Era cierto, se conocían de sobra, habían crecido juntos y, más allá de que sus vidas habían tomado rumbos diferentes, les bastaban esos simples gestos para poder entenderse. Atilio sintió que su amigo tenía razón y eso lo hizo sentir en desventaja, de pronto era como si el diálogo se hubiera transformado en una competencia en la que cada uno iba acumulando tantos. Quiso salirse de ese juego pero no podía dejar de sentirse interpelado por lo que el Turco le decía, sentía que sus palabras se encontraban encorsetadas, que hablaba a través de libros o conceptos por momentos vacíos, que no eran más que la excusa para justificar su propia parálisis y lo dejaban a merced de la nada. Si las palabras realmente crean cosas, tenía que esforzarse en mejorarlas. Pensó en combinarlas de diferentes maneras, darles un nuevo sentido, cambiando las articulaciones. Quién dijo qué, dijo qué quién, dijo quién qué, yo qué dije, etc. Pavadas. Se sentía cercado por el lenguaje. A vos te falta humor, le dijo su psicoanalista en la última sesión, y de algún modo aquello lo había afectado bastante.

Los perros seguían ladrándose y sus dueños -un hombre de unos sesenta años, calvo y con unos labios angostos, semejantes a los de Scott Fitzgerald y otro de unos cuarenta con una remera apretada al cuerpo, recién salido del gimnasio- en lugar de alejarse se miraban y se reían como si disfrutaran de la molestia que le causaban al resto. Ellos observaban todo desde la ventana como una especie de teatro.

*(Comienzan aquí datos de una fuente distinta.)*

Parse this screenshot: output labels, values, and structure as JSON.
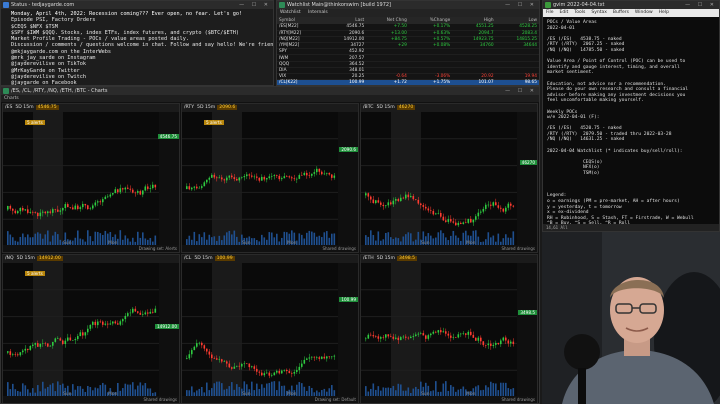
{
  "notepad": {
    "title": "Status - tedjaygarde.com",
    "lines": [
      "Monday, April 4th, 2022: Recession coming??? Ever open, no fear. Let's go!",
      "Episode PSI, Factory Orders",
      "$CEQS $NFX $TSM",
      "$SPY $IWM $QQQ. Stocks, index ETFs, index futures, and crypto ($BTC/$ETH)",
      "Market Profile Trading - POCs / value areas posted daily.",
      "Discussion / comments / questions welcome in chat. Follow and say hello! We're friendly.",
      "",
      "@mkjaygarde.com on the InterWebs",
      "@mrk_jay_sarde on Instagram",
      "@jayderevilive on TikTok",
      "@MrKayGarde on Twitter",
      "@jayderevilive on Twitch",
      "@jaygarde on Facebook"
    ]
  },
  "watchlist": {
    "title": "Watchlist Main@thinkorswim [build 1972]",
    "menu": [
      "Watchlist",
      "Internals"
    ],
    "columns": [
      "Symbol",
      "Last",
      "Net Chng",
      "%Change",
      "High",
      "Low"
    ],
    "rows": [
      {
        "sym": "/ES[M22]",
        "last": "4546.75",
        "chg": "+7.50",
        "pct": "+0.17%",
        "high": "4551.25",
        "low": "4528.25",
        "dir": "pos"
      },
      {
        "sym": "/RTY[M22]",
        "last": "2090.6",
        "chg": "+13.00",
        "pct": "+0.63%",
        "high": "2094.7",
        "low": "2083.4",
        "dir": "pos"
      },
      {
        "sym": "/NQ[M22]",
        "last": "14912.00",
        "chg": "+84.75",
        "pct": "+0.57%",
        "high": "14923.75",
        "low": "14815.25",
        "dir": "pos"
      },
      {
        "sym": "/YM[M22]",
        "last": "34727",
        "chg": "+29",
        "pct": "+0.08%",
        "high": "34760",
        "low": "34644",
        "dir": "pos"
      },
      {
        "sym": "SPY",
        "last": "452.92",
        "chg": "",
        "pct": "",
        "high": "",
        "low": "",
        "dir": ""
      },
      {
        "sym": "IWM",
        "last": "207.57",
        "chg": "",
        "pct": "",
        "high": "",
        "low": "",
        "dir": ""
      },
      {
        "sym": "QQQ",
        "last": "364.52",
        "chg": "",
        "pct": "",
        "high": "",
        "low": "",
        "dir": ""
      },
      {
        "sym": "DIA",
        "last": "348.01",
        "chg": "",
        "pct": "",
        "high": "",
        "low": "",
        "dir": ""
      },
      {
        "sym": "VIX",
        "last": "20.25",
        "chg": "-0.64",
        "pct": "-3.06%",
        "high": "20.92",
        "low": "19.94",
        "dir": "neg"
      },
      {
        "sym": "/CL[K22]",
        "last": "100.99",
        "chg": "+1.72",
        "pct": "+1.75%",
        "high": "101.07",
        "low": "98.65",
        "dir": "pos",
        "sel": true
      }
    ]
  },
  "notes": {
    "title": "gvim 2022-04-04.txt",
    "menu": [
      "File",
      "Edit",
      "Tools",
      "Syntax",
      "Buffers",
      "Window",
      "Help"
    ],
    "body": "POCs / Value Areas\n2022-04-01\n\n/ES (/ES)   4538.75 - naked\n/RTY (/RTY)  2067.25 - naked\n/NQ (/NQ)   14785.50 - naked\n\nValue Area / Point of Control (POC) can be used to\nidentify and gauge interest, timing, and overall\nmarket sentiment.\n\nEducation, not advice nor a recommendation.\nPlease do your own research and consult a financial\nadvisor before making any investment decisions you\nfeel uncomfortable making yourself.\n\nWeekly POCs\nw/e 2022-04-01 (F):\n\n/ES (/ES)   4520.75 - naked\n/RTY (/RTY)  2079.50 - traded thru 2022-03-28\n/NQ (/NQ)   14631.25 - naked\n\n2022-04-04 Watchlist (* indicates buy/sell/roll):\n\n             CEQS(o)\n             NFX(o)\n             TSM(o)\n\n\n\nLegend:\no = earnings (PM = pre-market, AH = after hours)\ny = yesterday, t = tomorrow\nx = ex-dividend\nRH = Robinhood, S = Stash, FT = Firstrade, W = Webull\n^B = Buy, ^S = Sell, ^R = Roll",
    "status": "14,61        All"
  },
  "charts": {
    "title": "/ES, /CL, /RTY, /NQ, /ETH, /BTC - Charts",
    "strip": "Charts",
    "panes": [
      {
        "sym": "/ES",
        "tf": "5D 15m",
        "price": "4546.75",
        "alert": "5 alerts",
        "foot": "Drawing set: Alerts",
        "color": "#3fbf3f"
      },
      {
        "sym": "/RTY",
        "tf": "5D 15m",
        "price": "2090.6",
        "alert": "5 alerts",
        "foot": "Shared drawings",
        "color": "#3fbf3f"
      },
      {
        "sym": "/BTC",
        "tf": "5D 15m",
        "price": "46270",
        "alert": "",
        "foot": "Shared drawings",
        "color": "#3fbf3f"
      },
      {
        "sym": "/NQ",
        "tf": "5D 15m",
        "price": "14912.00",
        "alert": "5 alerts",
        "foot": "Shared drawings",
        "color": "#3fbf3f"
      },
      {
        "sym": "/CL",
        "tf": "5D 15m",
        "price": "100.99",
        "alert": "",
        "foot": "Drawing set: Default",
        "color": "#3fbf3f"
      },
      {
        "sym": "/ETH",
        "tf": "5D 15m",
        "price": "3498.5",
        "alert": "",
        "foot": "Shared drawings",
        "color": "#3fbf3f"
      }
    ],
    "day_labels": [
      "Sun",
      "Mon"
    ]
  }
}
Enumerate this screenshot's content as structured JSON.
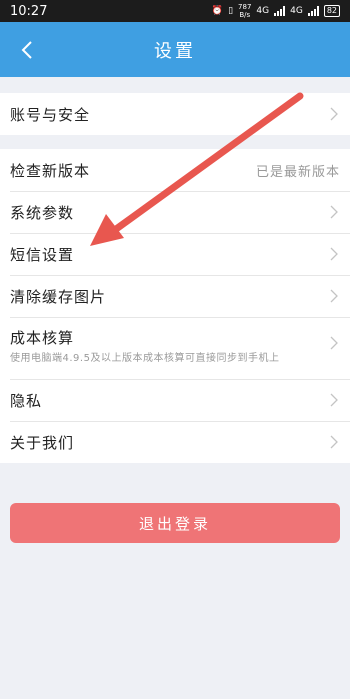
{
  "status_bar": {
    "time": "10:27",
    "speed_top": "787",
    "speed_bottom": "B/s",
    "net_1": "4G",
    "net_2": "4G",
    "battery": "82"
  },
  "nav": {
    "title": "设置",
    "back_icon": "chevron-left-icon",
    "color": "#3f9fe2"
  },
  "settings": {
    "account_security": "账号与安全",
    "check_update": "检查新版本",
    "check_update_value": "已是最新版本",
    "system_params": "系统参数",
    "sms_settings": "短信设置",
    "clear_cache": "清除缓存图片",
    "cost_accounting": "成本核算",
    "cost_accounting_desc": "使用电脑端4.9.5及以上版本成本核算可直接同步到手机上",
    "privacy": "隐私",
    "about_us": "关于我们"
  },
  "logout": {
    "label": "退出登录",
    "color": "#ef7476"
  },
  "annotation": {
    "icon": "red-arrow-icon",
    "color": "#e8574f",
    "points_to": "短信设置"
  }
}
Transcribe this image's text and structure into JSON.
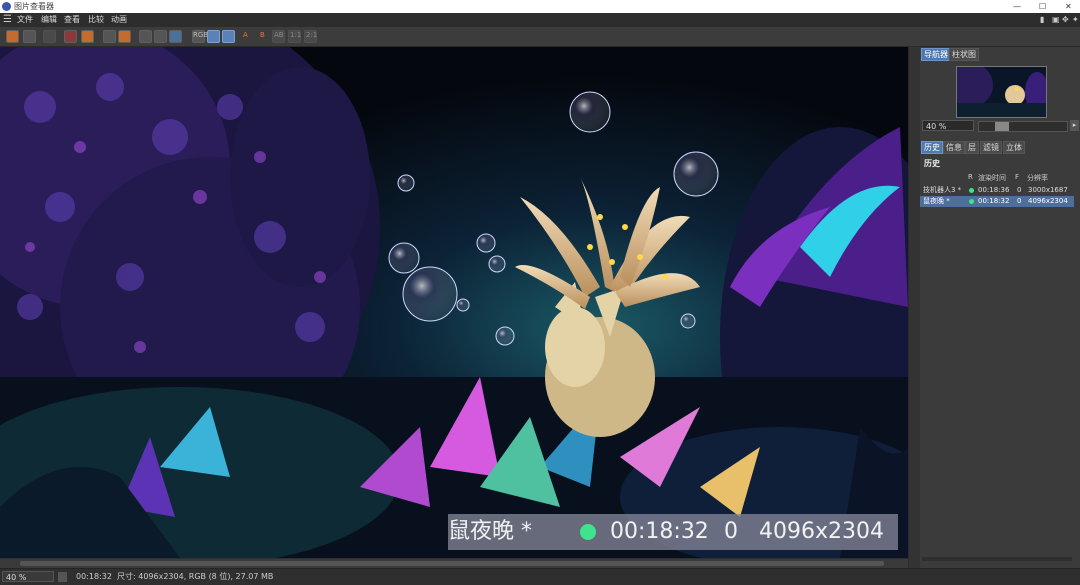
{
  "app": {
    "title": "图片查看器"
  },
  "window_controls": {
    "minimize": "—",
    "maximize": "☐",
    "close": "✕"
  },
  "menu": [
    "文件",
    "编辑",
    "查看",
    "比较",
    "动画"
  ],
  "toolbar": {
    "text_buttons": [
      "RGB",
      "A",
      "B",
      "AB",
      "1:1",
      "2:1"
    ]
  },
  "overlay": {
    "name": "鼠夜晚 *",
    "time": "00:18:32",
    "frame": "0",
    "resolution": "4096x2304",
    "status_color": "#3fe28d"
  },
  "panel": {
    "top_tabs": [
      "导航器",
      "柱状图"
    ],
    "zoom": "40 %",
    "zoom_level": 0.22,
    "info_tabs": [
      "历史",
      "信息",
      "层",
      "滤镜",
      "立体"
    ],
    "history_title": "历史",
    "history_headers": [
      "R",
      "渲染时间",
      "F",
      "分辨率"
    ],
    "history_rows": [
      {
        "name": "技机器人3 *",
        "time": "00:18:36",
        "frame": "0",
        "resolution": "3000x1687",
        "selected": false
      },
      {
        "name": "鼠夜晚 *",
        "time": "00:18:32",
        "frame": "0",
        "resolution": "4096x2304",
        "selected": true
      }
    ]
  },
  "statusbar": {
    "zoom": "40 %",
    "time": "00:18:32",
    "info": "尺寸: 4096x2304, RGB (8 位), 27.07 MB"
  },
  "icons": [
    "app-icon",
    "menu-icon",
    "open-icon",
    "save-icon",
    "compare-icon",
    "layout-icon",
    "zoom-icon"
  ]
}
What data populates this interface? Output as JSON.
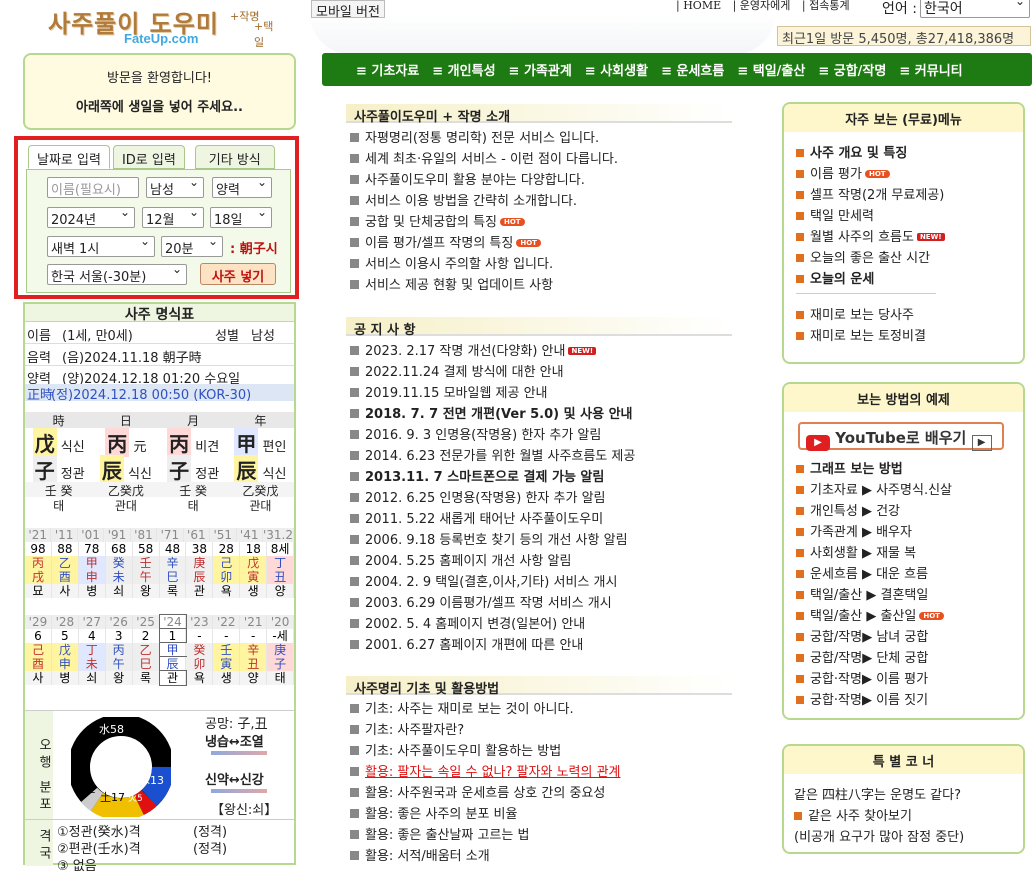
{
  "logo": {
    "title": "사주풀이 도우미",
    "sub1": "+작명",
    "sub2": "+택일",
    "url": "FateUp.com"
  },
  "header": {
    "mobile_label": "모바일 버전",
    "links": [
      "| HOME",
      "| 운영자에게",
      "| 접속통계"
    ],
    "lang_label": "언어 :",
    "lang_value": "한국어",
    "visits": "최근1일 방문 5,450명, 총27,418,386명"
  },
  "nav": [
    "≡ 기초자료",
    "≡ 개인특성",
    "≡ 가족관계",
    "≡ 사회생활",
    "≡ 운세흐름",
    "≡ 택일/출산",
    "≡ 궁합/작명",
    "≡ 커뮤니티"
  ],
  "welcome": {
    "line1": "방문을 환영합니다!",
    "line2": "아래쪽에 생일을 넣어 주세요.."
  },
  "input": {
    "tabs": [
      "날짜로 입력",
      "ID로 입력",
      "기타 방식"
    ],
    "name_placeholder": "이름(필요시)",
    "gender": "남성",
    "calendar": "양력",
    "year": "2024년",
    "month": "12월",
    "day": "18일",
    "hour": "새벽 1시",
    "minute": "20분",
    "hour_pillar": ": 朝子시",
    "location": "한국 서울(-30분)",
    "submit": "사주 넣기"
  },
  "saju": {
    "title": "사주 명식표",
    "name_label": "이름",
    "name_value": "(1세, 만0세)",
    "gender_label": "성별",
    "gender_value": "남성",
    "lunar_label": "음력",
    "lunar_value": "(음)2024.11.18 朝子時",
    "solar_label": "양력",
    "solar_value": "(양)2024.12.18 01:20 수요일",
    "correct_label": "正時",
    "correct_value": "(정)2024.12.18 00:50 (KOR-30)",
    "pillar_heads": [
      "時",
      "日",
      "月",
      "年"
    ],
    "stems": [
      [
        "戊",
        "식신"
      ],
      [
        "丙",
        "元"
      ],
      [
        "丙",
        "비견"
      ],
      [
        "甲",
        "편인"
      ]
    ],
    "branches": [
      [
        "子",
        "정관"
      ],
      [
        "辰",
        "식신"
      ],
      [
        "子",
        "정관"
      ],
      [
        "辰",
        "식신"
      ]
    ],
    "hidden": [
      "壬 癸",
      "乙癸戊",
      "壬 癸",
      "乙癸戊"
    ],
    "stages": [
      "태",
      "관대",
      "태",
      "관대"
    ],
    "daeun_years": [
      "'21",
      "'11",
      "'01",
      "'91",
      "'81",
      "'71",
      "'61",
      "'51",
      "'41",
      "'31.2월"
    ],
    "daeun_ages": [
      "98",
      "88",
      "78",
      "68",
      "58",
      "48",
      "38",
      "28",
      "18",
      "8세"
    ],
    "daeun_stems": [
      "丙",
      "乙",
      "甲",
      "癸",
      "壬",
      "辛",
      "庚",
      "己",
      "戊",
      "丁"
    ],
    "daeun_branches": [
      "戌",
      "酉",
      "申",
      "未",
      "午",
      "巳",
      "辰",
      "卯",
      "寅",
      "丑"
    ],
    "daeun_stages": [
      "묘",
      "사",
      "병",
      "쇠",
      "왕",
      "록",
      "관",
      "욕",
      "생",
      "양"
    ],
    "seun_years": [
      "'29",
      "'28",
      "'27",
      "'26",
      "'25",
      "'24",
      "'23",
      "'22",
      "'21",
      "'20년"
    ],
    "seun_ages": [
      "6",
      "5",
      "4",
      "3",
      "2",
      "1",
      "-",
      "-",
      "-",
      "-세"
    ],
    "seun_stems": [
      "己",
      "戊",
      "丁",
      "丙",
      "乙",
      "甲",
      "癸",
      "壬",
      "辛",
      "庚"
    ],
    "seun_branches": [
      "酉",
      "申",
      "未",
      "午",
      "巳",
      "辰",
      "卯",
      "寅",
      "丑",
      "子"
    ],
    "seun_stages": [
      "사",
      "병",
      "쇠",
      "왕",
      "록",
      "관",
      "욕",
      "생",
      "양",
      "태"
    ],
    "ohaeng_label": "오행 분포",
    "pie": {
      "water": "水58",
      "wood": "木13",
      "earth": "土17",
      "fire": "火5",
      "metal": "金2"
    },
    "gongmang": "공망: 子,丑",
    "cold": "냉습↔조열",
    "strength": "신약↔신강",
    "strength_sub": "【왕신:쇠】",
    "gyeok_label": "격국",
    "gyeok": [
      [
        "①정관(癸水)격",
        "(정격)"
      ],
      [
        "②편관(壬水)격",
        "(정격)"
      ],
      [
        "③ 없음",
        ""
      ]
    ]
  },
  "sections": {
    "intro_title": "사주풀이도우미 + 작명 소개",
    "intro": [
      "자평명리(정통 명리학) 전문 서비스 입니다.",
      "세계 최초·유일의 서비스 - 이런 점이 다릅니다.",
      "사주풀이도우미 활용 분야는 다양합니다.",
      "서비스 이용 방법을 간략히 소개합니다.",
      "궁합 및 단체궁합의 특징",
      "이름 평가/셀프 작명의 특징",
      "서비스 이용시 주의할 사항 입니다.",
      "서비스 제공 현황 및 업데이트 사항"
    ],
    "notice_title": "공 지 사 항",
    "notice": [
      "2023. 2.17 작명 개선(다양화) 안내",
      "2022.11.24 결제 방식에 대한 안내",
      "2019.11.15 모바일웹 제공 안내",
      "2018. 7. 7 전면 개편(Ver 5.0) 및 사용 안내",
      "2016. 9. 3 인명용(작명용) 한자 추가 알림",
      "2014. 6.23 전문가를 위한 월별 사주흐름도 제공",
      "2013.11. 7 스마트폰으로 결제 가능 알림",
      "2012. 6.25 인명용(작명용) 한자 추가 알림",
      "2011. 5.22 새롭게 태어난 사주풀이도우미",
      "2006. 9.18 등록번호 찾기 등의 개선 사항 알림",
      "2004. 5.25 홈페이지 개선 사항 알림",
      "2004. 2. 9 택일(결혼,이사,기타) 서비스 개시",
      "2003. 6.29 이름평가/셀프 작명 서비스 개시",
      "2002. 5. 4 홈페이지 변경(일본어) 안내",
      "2001. 6.27 홈페이지 개편에 따른 안내"
    ],
    "basics_title": "사주명리 기초 및 활용방법",
    "basics": [
      "기초: 사주는 재미로 보는 것이 아니다.",
      "기초: 사주팔자란?",
      "기초: 사주풀이도우미 활용하는 방법",
      "활용: 팔자는 속일 수 없나? 팔자와 노력의 관계",
      "활용: 사주원국과 운세흐름 상호 간의 중요성",
      "활용: 좋은 사주의 분포 비율",
      "활용: 좋은 출산날짜 고르는 법",
      "활용: 서적/배움터 소개"
    ]
  },
  "right": {
    "free_title": "자주 보는 (무료)메뉴",
    "free": [
      "사주 개요 및 특징",
      "이름 평가",
      "셀프 작명(2개 무료제공)",
      "택일 만세력",
      "월별 사주의 흐름도",
      "오늘의 좋은 출산 시간",
      "오늘의 운세"
    ],
    "fun": [
      "재미로 보는 당사주",
      "재미로 보는 토정비결"
    ],
    "how_title": "보는 방법의 예제",
    "youtube_label": "YouTube로 배우기",
    "how": [
      "그래프 보는 방법",
      "기초자료 ▶ 사주명식.신살",
      "개인특성 ▶ 건강",
      "가족관계 ▶ 배우자",
      "사회생활 ▶ 재물 복",
      "운세흐름 ▶ 대운 흐름",
      "택일/출산 ▶ 결혼택일",
      "택일/출산 ▶ 출산일",
      "궁합/작명▶ 남녀 궁합",
      "궁합/작명▶ 단체 궁합",
      "궁합·작명▶ 이름 평가",
      "궁합·작명▶ 이름 짓기"
    ],
    "special_title": "특 별 코 너",
    "special_q": "같은 四柱八字는 운명도 같다?",
    "special_item": "같은 사주 찾아보기",
    "special_note": "(비공개 요구가 많아 잠정 중단)"
  },
  "badges": {
    "hot": "HOT",
    "new": "NEW!"
  },
  "colors": {
    "nav_green": "#1e7a12",
    "panel_border": "#b7d88f",
    "highlight_red": "#e02020",
    "water": "#000000",
    "wood": "#1a4fd0",
    "fire": "#e01010",
    "earth": "#f0c000",
    "metal": "#cccccc"
  }
}
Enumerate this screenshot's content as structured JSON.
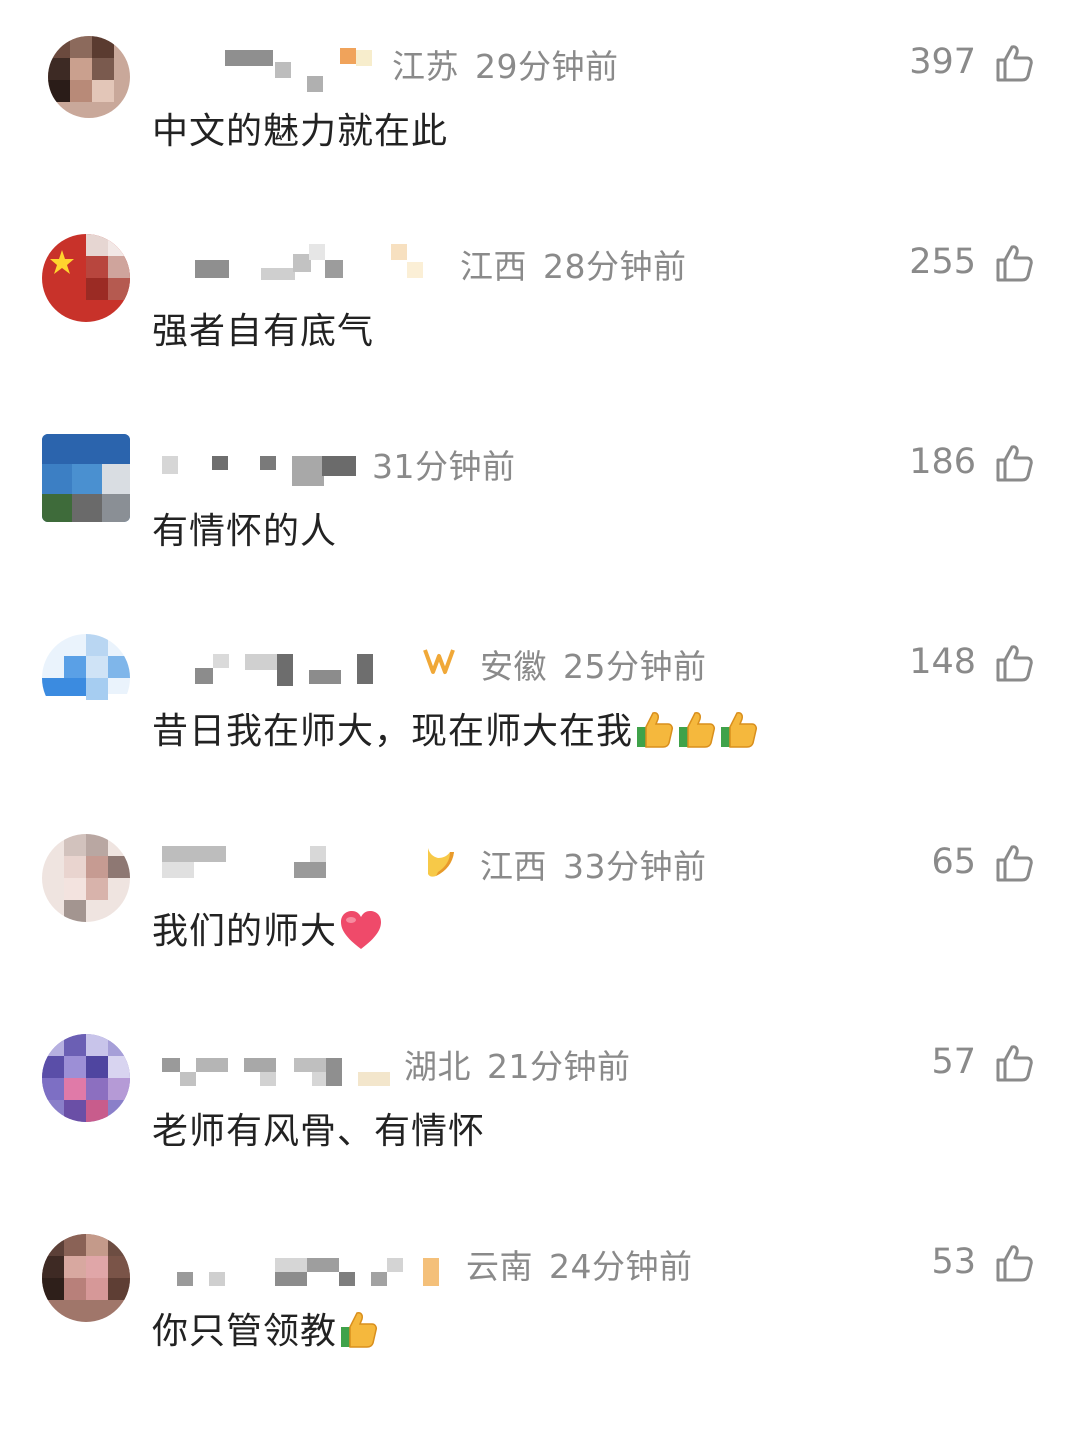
{
  "comments": [
    {
      "location": "江苏",
      "time": "29分钟前",
      "text": "中文的魅力就在此",
      "likes": "397"
    },
    {
      "location": "江西",
      "time": "28分钟前",
      "text": "强者自有底气",
      "likes": "255"
    },
    {
      "location": "",
      "time": "31分钟前",
      "text": "有情怀的人",
      "likes": "186"
    },
    {
      "location": "安徽",
      "time": "25分钟前",
      "text": "昔日我在师大，现在师大在我",
      "likes": "148"
    },
    {
      "location": "江西",
      "time": "33分钟前",
      "text": "我们的师大",
      "likes": "65"
    },
    {
      "location": "湖北",
      "time": "21分钟前",
      "text": "老师有风骨、有情怀",
      "likes": "57"
    },
    {
      "location": "云南",
      "time": "24分钟前",
      "text": "你只管领教",
      "likes": "53"
    }
  ],
  "icons": {
    "like": "thumbs-up-outline-icon",
    "thumbs_emoji": "thumbs-up-emoji-icon",
    "heart_emoji": "heart-emoji-icon"
  },
  "colors": {
    "meta_text": "#8a8a8a",
    "body_text": "#222222",
    "emoji_yellow": "#f5b83d",
    "heart": "#ef4a6a"
  }
}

-Entonces seguí adelante ¿si te sentís tan libre por qué no blanqueas la situación y listo?-. 
-Porque no se puede Atilio, el mundo, la vida misma, es una cosa jodida, la realidad te condiciona y uno tiene que adecuarse un poco para que no terminen domesticándote y transformándote en un animalito, como esos perros ahí midiéndose junto a sus dueños-. 
-¿Qué clase de libertad propones entonces, si no podes hacerte cargo ni siquiera de tu propia vida?-. Ahora sentía que el partido se emparejaba, que había marcado un tanto importante y eso lo animó a seguir. Se recostó aún más en la silla, tanto que las patas delanteras se levantaron. -Vos y esas pitadas exageradas no son más que el complejo de culpa que te carcome, exhalas como si fueses el rey de la selva o uno de esos perros y no es más que el síntoma de tu cobardía a afrontar lo que sos-.
-¡Upa! ¡Esa la tenías escondida!- respondió irónico. 
-Sí, vos reíte no más-.

Se hizo un nuevo silencio que fue interrumpido por un bocinazo y el sonido posterior de cubiertas rozando contra el pavimento. Los perros junto a sus dueños habían partido en direcciones opuestas y ya no se escuchaban. El sol seguía alumbrando como si se hubiera estado aguantando de hacerlo todo el otoño y el invierno -que aún no acababa- juntando energías para lanzarlas sobre el mundo en aquel instante. 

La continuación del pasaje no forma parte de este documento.